A thud on the floor of the lobby off the reception area announced the arrival of the mail. She wandered through, scooped up the pile of envelopes and sat down at the desk to sort through it. Bills, mostly, and invoices. There was a boring-looking manila envelope marked for the attention of her uncle: a Jiffy bag for Jack, his partner. A trade magazine. A postcard from Hattie in Scotland with one sentence on the back: 'Sorry to leave you in the lurch.' Hah! thought Ella. A circular. A letter for - hey! A letter for her! She hardly ever got letters at work.

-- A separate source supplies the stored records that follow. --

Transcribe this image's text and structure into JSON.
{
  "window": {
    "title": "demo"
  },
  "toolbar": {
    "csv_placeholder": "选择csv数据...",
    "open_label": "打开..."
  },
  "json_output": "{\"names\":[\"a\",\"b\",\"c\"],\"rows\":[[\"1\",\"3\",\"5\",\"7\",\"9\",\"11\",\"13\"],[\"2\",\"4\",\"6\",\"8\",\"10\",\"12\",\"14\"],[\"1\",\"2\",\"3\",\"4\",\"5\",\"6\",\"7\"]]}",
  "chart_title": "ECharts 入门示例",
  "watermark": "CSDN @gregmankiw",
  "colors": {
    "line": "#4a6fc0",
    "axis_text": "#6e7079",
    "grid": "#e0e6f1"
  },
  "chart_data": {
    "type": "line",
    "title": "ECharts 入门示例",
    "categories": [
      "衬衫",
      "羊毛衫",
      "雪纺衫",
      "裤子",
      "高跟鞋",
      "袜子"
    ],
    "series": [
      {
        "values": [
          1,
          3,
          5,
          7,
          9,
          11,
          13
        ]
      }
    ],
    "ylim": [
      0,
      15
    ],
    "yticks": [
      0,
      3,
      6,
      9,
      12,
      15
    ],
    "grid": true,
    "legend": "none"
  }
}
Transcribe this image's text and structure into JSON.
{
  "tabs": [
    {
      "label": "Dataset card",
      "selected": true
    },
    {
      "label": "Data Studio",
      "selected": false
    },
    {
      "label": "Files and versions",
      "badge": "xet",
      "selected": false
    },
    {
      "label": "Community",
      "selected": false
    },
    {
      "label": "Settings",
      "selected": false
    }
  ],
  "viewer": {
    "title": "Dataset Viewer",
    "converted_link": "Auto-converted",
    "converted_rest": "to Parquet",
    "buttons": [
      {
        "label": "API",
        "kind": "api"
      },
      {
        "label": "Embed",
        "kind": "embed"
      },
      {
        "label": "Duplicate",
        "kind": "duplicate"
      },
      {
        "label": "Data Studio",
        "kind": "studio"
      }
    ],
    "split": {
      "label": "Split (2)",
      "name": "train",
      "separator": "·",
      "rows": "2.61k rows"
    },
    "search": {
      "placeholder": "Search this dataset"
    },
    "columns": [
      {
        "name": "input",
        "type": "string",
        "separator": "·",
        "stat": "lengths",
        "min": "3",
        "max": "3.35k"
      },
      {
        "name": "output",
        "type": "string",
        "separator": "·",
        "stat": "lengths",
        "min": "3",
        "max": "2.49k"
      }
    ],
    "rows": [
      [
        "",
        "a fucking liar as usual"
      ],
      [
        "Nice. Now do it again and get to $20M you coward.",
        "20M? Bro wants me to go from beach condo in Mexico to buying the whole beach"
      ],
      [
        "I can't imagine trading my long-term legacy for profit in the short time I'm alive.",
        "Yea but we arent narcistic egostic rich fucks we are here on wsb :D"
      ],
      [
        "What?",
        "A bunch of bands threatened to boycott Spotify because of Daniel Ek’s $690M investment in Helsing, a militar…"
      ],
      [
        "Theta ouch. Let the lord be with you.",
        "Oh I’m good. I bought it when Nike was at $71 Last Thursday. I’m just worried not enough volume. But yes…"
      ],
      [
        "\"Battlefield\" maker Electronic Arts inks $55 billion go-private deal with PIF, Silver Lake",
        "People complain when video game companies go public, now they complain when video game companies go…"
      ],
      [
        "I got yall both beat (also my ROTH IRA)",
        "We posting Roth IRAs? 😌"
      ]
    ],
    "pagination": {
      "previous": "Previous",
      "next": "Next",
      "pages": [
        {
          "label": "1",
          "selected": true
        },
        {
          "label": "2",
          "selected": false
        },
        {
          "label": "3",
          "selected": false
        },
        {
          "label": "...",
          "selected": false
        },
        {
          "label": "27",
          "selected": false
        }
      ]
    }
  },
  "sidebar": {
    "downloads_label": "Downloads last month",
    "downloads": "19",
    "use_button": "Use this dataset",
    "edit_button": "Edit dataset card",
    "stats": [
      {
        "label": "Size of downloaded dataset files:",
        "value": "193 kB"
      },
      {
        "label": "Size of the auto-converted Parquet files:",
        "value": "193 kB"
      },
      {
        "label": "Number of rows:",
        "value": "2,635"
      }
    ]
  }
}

'NOTIFICATION: TO CERTIFIED BENEFICIARY!' yelled the highlighted copy on the vibrant orange envelope. 'You have in your hands the chance of winning £250,000! Open immediately to find out how!' There was more. Through the cellophane window on the envelope she could make out the words: '. . . procedures are in place to declare Miss Ellen Nesbitt of 14 Lower Winston Street, Dublin 2, Rep of Ireland, the winner of £250,000. Please reply promptly for full prize chances.'
They couldn't even get her name right! She curled her lip at the envelope and dropped it into the wastepaper basket alongside the Larson cartoons. You have in your hands the chance of winning £250,000! What kind of a sucker did they take her for?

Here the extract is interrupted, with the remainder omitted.